# What happens when you try to find standard deviation of a (non-truncated) cauchy distribution? [duplicate]

I have read that this doesn't work, but I do not understand exactly why. Please can someone explain.

• en.wikipedia.org/wiki/… Oct 12 '21 at 20:24
• My pen began smoking... The paper caught fire... I had to put it out. Computing with divergent integrals can be hazardous!
– whuber
Oct 12 '21 at 20:33
• We have many explanations. They can be found with a site search. One of the more useful threads is stats.stackexchange.com/questions/91512.
– whuber
Oct 12 '21 at 20:45
• @whuber This discussion on whether variance must be defined with reference to the mean is interesting, though it seems fair to say that definition of variance in terms of the mean is much more commonly seen, even if it has some disadvantages compared to eg looking at squares of differences between pairs of data-points. Oct 13 '21 at 14:03
• I should certainly post a corrigendum to my earlier statement that the Cauchy distribution's variance is undefined "as it has to be since the mean is undefined" - this is obviously true if we define the variance in terms of the mean, but this is not the only way that variance can be defined, as @whuber points out Oct 13 '21 at 14:26

I thought I would take a stab at it.

The standard formula for the standard deviation assumes that a standard deviation exists. One way to look at it would be to imagine that you created a pattern recognition program that recognizes noses. Imagine that if you feed in an image, then it will output the location of the nose.

Vertebrates have noses. Nothing else has a nose.

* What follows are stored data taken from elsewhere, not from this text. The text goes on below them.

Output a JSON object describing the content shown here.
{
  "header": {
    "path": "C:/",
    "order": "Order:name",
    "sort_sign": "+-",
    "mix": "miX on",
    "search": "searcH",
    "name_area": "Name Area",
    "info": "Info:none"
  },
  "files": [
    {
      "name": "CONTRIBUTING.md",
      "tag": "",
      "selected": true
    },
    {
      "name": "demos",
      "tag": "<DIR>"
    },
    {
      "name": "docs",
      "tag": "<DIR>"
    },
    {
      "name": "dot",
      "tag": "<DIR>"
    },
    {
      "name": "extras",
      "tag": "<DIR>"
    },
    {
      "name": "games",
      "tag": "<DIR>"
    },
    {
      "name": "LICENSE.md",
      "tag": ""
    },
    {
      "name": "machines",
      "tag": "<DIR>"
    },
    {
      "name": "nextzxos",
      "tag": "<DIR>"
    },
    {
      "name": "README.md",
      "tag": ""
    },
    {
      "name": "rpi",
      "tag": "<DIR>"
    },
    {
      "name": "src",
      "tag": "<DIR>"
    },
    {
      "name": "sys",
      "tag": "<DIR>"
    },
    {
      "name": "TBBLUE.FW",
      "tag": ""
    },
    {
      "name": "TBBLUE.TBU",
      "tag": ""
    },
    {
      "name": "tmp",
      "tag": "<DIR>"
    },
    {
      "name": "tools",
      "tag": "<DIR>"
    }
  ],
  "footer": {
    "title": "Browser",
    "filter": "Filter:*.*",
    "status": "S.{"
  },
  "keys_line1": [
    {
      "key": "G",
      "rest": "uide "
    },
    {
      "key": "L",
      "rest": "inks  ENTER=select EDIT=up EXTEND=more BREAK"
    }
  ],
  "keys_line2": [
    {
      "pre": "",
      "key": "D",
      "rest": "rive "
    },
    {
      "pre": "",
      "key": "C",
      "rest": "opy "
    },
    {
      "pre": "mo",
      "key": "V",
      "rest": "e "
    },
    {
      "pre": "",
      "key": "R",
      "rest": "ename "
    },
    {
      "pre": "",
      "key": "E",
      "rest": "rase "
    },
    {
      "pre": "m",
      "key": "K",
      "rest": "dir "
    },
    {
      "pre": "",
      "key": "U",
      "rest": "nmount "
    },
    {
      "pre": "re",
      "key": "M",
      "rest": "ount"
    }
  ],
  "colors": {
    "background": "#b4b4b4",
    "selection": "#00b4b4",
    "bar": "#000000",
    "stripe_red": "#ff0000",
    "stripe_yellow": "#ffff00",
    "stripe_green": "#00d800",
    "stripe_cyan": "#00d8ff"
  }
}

If you run the nose finding algorithm on a tree, it will still output the location of the tree’s nose. As you can imagine, that will be a meaningless thing to do.

So what I did was create 100,000 samples of thirty observations each from the standard Cauchy distribution in R. I used it to compare the estimates of the interquartile range and the algorithmic estimate of the standard deviation that appears in most textbooks.

First, I estimated the interquartile range (IQR) and the standard deviation (SD) for each sample using the R functions IQR and sd. The distribution of one estimate versus the other is here.

Second, I restricted the estimate of the SD to 750, which is about 99.5% of the cases. Its graph is here.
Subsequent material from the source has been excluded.